(Bloomberg News) The U.S. Senate rejected a Republican plan to cut $61 billion from the federal budget, as well as a competing Democratic plan, in votes designed to pressure House Republicans to compromise in their push to slash government spending.

Lawmakers defeated 44-56 a measure, approved last month by the Republican-dominated House, that would impose double-digit reductions on scores of programs. The Democratic plan, defeated 42-58, calls for roughly one-tenth the amount of cuts.

Democratic Senate leaders intend for the votes to demonstrate to members, especially House Republican freshmen seeking big spending reductions, that neither party has the votes to impose its will.

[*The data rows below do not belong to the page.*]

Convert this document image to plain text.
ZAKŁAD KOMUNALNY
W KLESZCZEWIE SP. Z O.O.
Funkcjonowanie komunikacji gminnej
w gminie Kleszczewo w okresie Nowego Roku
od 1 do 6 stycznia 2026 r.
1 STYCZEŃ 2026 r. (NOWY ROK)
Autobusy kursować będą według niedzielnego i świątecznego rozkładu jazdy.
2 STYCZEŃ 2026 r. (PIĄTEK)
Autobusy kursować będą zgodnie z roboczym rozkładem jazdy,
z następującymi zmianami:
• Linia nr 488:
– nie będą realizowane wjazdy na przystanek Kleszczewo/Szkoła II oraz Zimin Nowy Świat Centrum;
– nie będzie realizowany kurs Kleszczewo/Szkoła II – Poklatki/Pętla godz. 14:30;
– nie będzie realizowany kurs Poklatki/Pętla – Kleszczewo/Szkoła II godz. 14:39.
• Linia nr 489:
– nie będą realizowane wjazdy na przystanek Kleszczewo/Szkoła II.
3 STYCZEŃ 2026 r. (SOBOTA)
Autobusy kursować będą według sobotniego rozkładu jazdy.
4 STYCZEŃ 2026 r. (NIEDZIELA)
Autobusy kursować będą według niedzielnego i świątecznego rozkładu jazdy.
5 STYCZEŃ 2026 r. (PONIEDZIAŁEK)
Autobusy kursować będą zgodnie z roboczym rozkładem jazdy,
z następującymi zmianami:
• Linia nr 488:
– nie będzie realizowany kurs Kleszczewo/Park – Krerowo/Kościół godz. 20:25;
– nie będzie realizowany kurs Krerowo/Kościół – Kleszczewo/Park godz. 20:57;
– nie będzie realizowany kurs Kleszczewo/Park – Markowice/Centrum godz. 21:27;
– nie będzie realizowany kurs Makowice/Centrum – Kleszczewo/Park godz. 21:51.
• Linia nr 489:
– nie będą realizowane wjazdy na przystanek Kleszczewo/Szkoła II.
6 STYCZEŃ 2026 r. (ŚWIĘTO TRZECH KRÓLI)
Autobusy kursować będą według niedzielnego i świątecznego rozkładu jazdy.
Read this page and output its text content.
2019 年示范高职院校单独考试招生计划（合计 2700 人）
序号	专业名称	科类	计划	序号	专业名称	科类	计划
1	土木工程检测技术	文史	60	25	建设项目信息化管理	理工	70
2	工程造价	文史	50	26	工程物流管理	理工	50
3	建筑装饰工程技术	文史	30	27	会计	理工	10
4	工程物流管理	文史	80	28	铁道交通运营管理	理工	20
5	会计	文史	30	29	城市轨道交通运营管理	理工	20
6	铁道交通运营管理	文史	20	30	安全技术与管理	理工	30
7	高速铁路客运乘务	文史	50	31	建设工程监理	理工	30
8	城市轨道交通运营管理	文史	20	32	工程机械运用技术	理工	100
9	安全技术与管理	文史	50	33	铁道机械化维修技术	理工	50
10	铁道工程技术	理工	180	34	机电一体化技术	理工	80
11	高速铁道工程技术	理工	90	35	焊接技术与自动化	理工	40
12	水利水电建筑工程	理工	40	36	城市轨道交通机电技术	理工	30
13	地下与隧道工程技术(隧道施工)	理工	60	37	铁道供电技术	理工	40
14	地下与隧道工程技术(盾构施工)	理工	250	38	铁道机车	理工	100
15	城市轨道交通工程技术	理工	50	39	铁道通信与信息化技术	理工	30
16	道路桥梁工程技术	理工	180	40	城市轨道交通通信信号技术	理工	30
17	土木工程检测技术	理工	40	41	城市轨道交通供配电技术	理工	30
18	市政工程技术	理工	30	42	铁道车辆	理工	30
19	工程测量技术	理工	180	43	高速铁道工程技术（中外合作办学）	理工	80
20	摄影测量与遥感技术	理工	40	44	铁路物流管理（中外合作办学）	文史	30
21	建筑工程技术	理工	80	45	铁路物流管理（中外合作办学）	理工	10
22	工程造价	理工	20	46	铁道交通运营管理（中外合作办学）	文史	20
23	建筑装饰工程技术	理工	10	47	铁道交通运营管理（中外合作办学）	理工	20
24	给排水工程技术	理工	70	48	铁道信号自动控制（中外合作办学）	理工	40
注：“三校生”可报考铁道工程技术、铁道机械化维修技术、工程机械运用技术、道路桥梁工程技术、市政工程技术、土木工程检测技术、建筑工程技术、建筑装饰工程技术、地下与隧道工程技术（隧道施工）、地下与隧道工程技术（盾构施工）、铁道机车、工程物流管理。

"It isn't often that two failed votes in the Senate could be called a breakthrough," Senator Charles Schumer of New York, the chamber's third-ranking Democrat, said earlier today. "Once it is plain that both parties' opening bids in this budget debate are non-starters, we can finally get serious about sitting down and narrowing the huge gap that exists between the two sides."

Current spending authority expires March 18, and lawmakers are negotiating over funding the rest of the government's fiscal year, which ends Sept. 30.

Senate Democrats are pushing for savings in areas in addition to the domestic "discretionary" spending targeted by the House. Schumer said today that lawmakers should consider a surtax on millionaires, rescinding tax breaks for oil companies, and cuts in programs such as Medicaid. He and other Democratic leaders were to meet today with President Barack Obama at the White House to discuss their next move.

Stopgap Measure

Representative Kevin McCarthy of California, the third-ranking House Republican, said yesterday his colleagues are preparing a new stopgap budget measure that would buy lawmakers as much as another month to agree on spending through September.

Additional delays in reaching a budget agreement boost the odds that the debate will merge with a looming battle over raising the federal debt limit, which the Treasury Department said will be reached between April 15 and May 31.

Senate Minority Leader Mitch McConnell, a Kentucky Republican, scoffed today at Democratic proposals to close the budget gap by raising taxes.